JAKARTA – Pemerintah Provinsi DKI Jakarta mengizinkan aparatur sipil negara (ASN) bekerja dari rumah atau work from home (WFH) selama Ramadan 1447 H/2026 M. Kebijakan ini tertuang dalam Surat Edaran (SE) Gubernur Jakarta Nomor 1/SE/2026 yang ditandatangani Pramono Anung.
Dalam SE tersebut, jam kerja reguler ASN ditetapkan pukul 08.00–15.00 WIB pada Senin hingga Kamis, dengan waktu istirahat 30 menit pukul 12.00–12.30 WIB. Sementara pada Jumat, jam kerja berlangsung pukul 08.00–15.30 WIB dengan istirahat pukul 11.30–12.30 WIB.
“Ketentuan jam kerja pada perangkat daerah/unit kerja yang memberikan pelayanan secara langsung kepada masyarakat dilaksanakan selama 24 jam,” tulis SE tersebut.
Surat edaran juga mengatur fleksibilitas jam kerja (flexible working hour/FWA) bagi ASN yang tidak bertugas memberikan pelayanan langsung.

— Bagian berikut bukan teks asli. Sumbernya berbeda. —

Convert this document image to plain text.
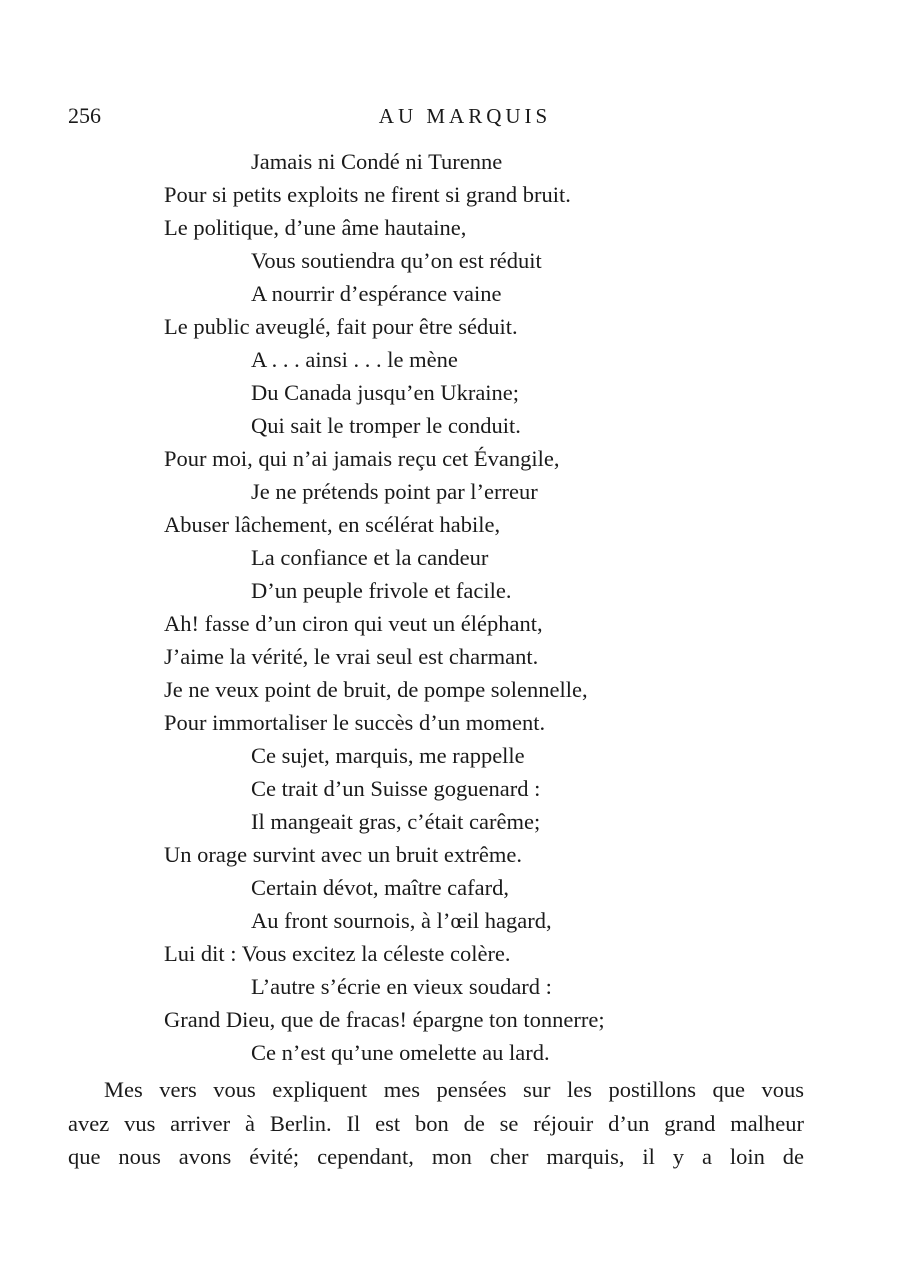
256	AU MARQUIS
Jamais ni Condé ni Turenne
Pour si petits exploits ne firent si grand bruit.
Le politique, d’une âme hautaine,
Vous soutiendra qu’on est réduit
A nourrir d’espérance vaine
Le public aveuglé, fait pour être séduit.
A . . . ainsi . . . le mène
Du Canada jusqu’en Ukraine;
Qui sait le tromper le conduit.
Pour moi, qui n’ai jamais reçu cet Évangile,
Je ne prétends point par l’erreur
Abuser lâchement, en scélérat habile,
La confiance et la candeur
D’un peuple frivole et facile.
Ah! fasse d’un ciron qui veut un éléphant,
J’aime la vérité, le vrai seul est charmant.
Je ne veux point de bruit, de pompe solennelle,
Pour immortaliser le succès d’un moment.
Ce sujet, marquis, me rappelle
Ce trait d’un Suisse goguenard :
Il mangeait gras, c’était carême;
Un orage survint avec un bruit extrême.
Certain dévot, maître cafard,
Au front sournois, à l’œil hagard,
Lui dit : Vous excitez la céleste colère.
L’autre s’écrie en vieux soudard :
Grand Dieu, que de fracas! épargne ton tonnerre;
Ce n’est qu’une omelette au lard.
Mes vers vous expliquent mes pensées sur les postillons que vous
avez vus arriver à Berlin. Il est bon de se réjouir d’un grand malheur
que nous avons évité; cependant, mon cher marquis, il y a loin de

ASN yang bekerja fleksibel diberikan toleransi 60 menit sebelum atau sesudah jam masuk kerja, dengan penyesuaian jam pulang sehingga total akumulasi kerja tetap 6,5 jam per hari di luar waktu istirahat.
Kepala perangkat daerah diminta mengoptimalkan peran atasan langsung untuk memastikan pelaksanaan tugas berjalan efektif, efisien, dan akuntabel. “Surat Edaran ini berlaku mulai tanggal 1 Ramadan 1447 H yang berpedoman pada Keputusan Menteri Agama,” tulis SE tersebut.